Walking down Church Street yesterday morning I was grumpy. Part of the grump was brought on by knowing that I did not have enough time and money to allow myself to be diverted into a bar and record shop and would have to concentrate on the matter at hand, which was the buying of a suit. The rest of the grump came from the sheer noise and cacophony that came from the street performers who were situated every hundred yards along the street.
Each of them had their own mini-generator that made a racket on its own and then interwoven through that noise was whatever music the performer or performers were playing be it an electric guitar or a full blown band or a drummer who seemed to be playing just one elongated drum solo which was then meshed in with the noise coming from the performer a hundred yards either side of the one you were stood closest to. Even the man performing tricks with a football seemed to be making too much noise.
All this noise was thrown into to sharp relief later that evening as I walked up Jamaica Street towards The Liverpool Festival of Psychedelia 2014 that was taking place in Camp & Furnace. A quarter of a mile away I could hear the rumble of bass loud enough to rattle windows and a guitar solo that started as it meant to go on – forever.
I stop off in The Mad Hatter’s Brewery for a fortifying pint and resolved, one day, to make a proper evening of it in there. Having finished that pint I ventured the final few hundred yards to the festival and into Greenland Street.
Walking into the venue I could feel the floor shudder under my feet with the noise. I bought myself a drink and the whole transaction was conducted in sign language. There was no point trying to say anything. Anything that could be said was swallowed up in the maelstrom of pure noise that was coning from the stage. I moved closer to see what was going on.

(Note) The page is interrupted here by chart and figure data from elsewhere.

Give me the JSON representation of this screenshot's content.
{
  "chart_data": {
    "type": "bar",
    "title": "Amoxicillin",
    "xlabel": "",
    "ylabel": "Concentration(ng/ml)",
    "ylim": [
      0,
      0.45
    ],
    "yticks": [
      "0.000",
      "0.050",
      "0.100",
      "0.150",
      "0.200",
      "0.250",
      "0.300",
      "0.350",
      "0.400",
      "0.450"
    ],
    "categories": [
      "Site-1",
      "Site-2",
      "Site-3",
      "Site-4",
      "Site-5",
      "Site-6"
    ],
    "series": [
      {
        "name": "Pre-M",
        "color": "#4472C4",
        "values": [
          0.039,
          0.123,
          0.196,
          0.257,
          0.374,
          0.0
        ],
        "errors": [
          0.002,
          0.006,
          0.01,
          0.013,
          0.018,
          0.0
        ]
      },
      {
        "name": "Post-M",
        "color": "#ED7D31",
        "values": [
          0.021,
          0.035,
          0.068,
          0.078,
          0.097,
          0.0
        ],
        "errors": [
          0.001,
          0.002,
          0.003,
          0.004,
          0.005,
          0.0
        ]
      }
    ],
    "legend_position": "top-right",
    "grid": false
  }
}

In Spinal Tap they doctor the lettering on the amplifiers so the volume knob goes up to 11. Saturday night in Camp & Furnace and they had been a bit more methodical about it. Someone had obviously taken the amplifiers apart and had a go with their insides with a spanner and screwdriver and rewired them so the volume had nowhere else to go but be a little a bit louder and then loud some more when a guitar was hit with sufficient force. So far as I could tell the floor was solid concrete but every so often it would shake as another wall of noise crashed through the room and I could feel the crease in my trousers vibrate.
There were three bands I wanted to see and leading up to them and in-between times I watch a half dozen or so other bands who all seemed intent on seeing how far they could push the “How loud can I go” experiment.
Five years ago I was taken to see a band called God is an Astronaut. There were three of them on stage with a video behind. Each song started quiet for a minute or two before getting louder and louder and then louder some more. All the while the video behind the band showed pictures of bigger and bigger bombs going off. There were parts of Saturday night that took me back to that gig.
Fortunately there was a bar selling real ale so as I moved from stage to stage watching different bands see how loud they could go I was able to keep myself fuelled with pints of Liverpool Summer Ale until the first of the three bands I wanted to see came on.
Any band that calls itself September Girls is selling itself to me even if they can’t spell Gurls right. When they are five women from Dublin playing spiky guitars and songs that seem to crash into each other then all is alright. Mix into that the added bonus of songs that last for three minutes or less then we almost have the highlight of the evening. John Peel would have liked them.
After that it was Woods. I have managed to pick up three of their albums over the last couple of years. They are difficult to put into a pigeonhole but they could be heading towards being one of the best American bands. They shook things up on Saturday night by turning the volume down and taking out an acoustic guitar for a while. They were the best band of the night for me.
After Woods the volume went up again and there were a couple more bands to be got through before we got to Goat who came on stage about 1.30am. They played a shamanistic blend of funk, hi-life, Jimi Hendrix guitar which every so often had the potential to shift into some sort Grateful Dead like gear into the cosmos and all the time wearing masks. The volume went up and at times it felt as if my ears had shredded but then they went a little bit louder and I could still hear so all was okay. It all got very hot and sweaty and I found myself wondering how many other lawyers there were down the front jerking around to to the music. I should really be doing something else with my life.
After that there was a happy 45 minutes spent trying to find a taxi home and all the time marvelling over the people in Liverpool at 3.00 in the morning.
Tea before I went out was fish’n’chips. They were very good.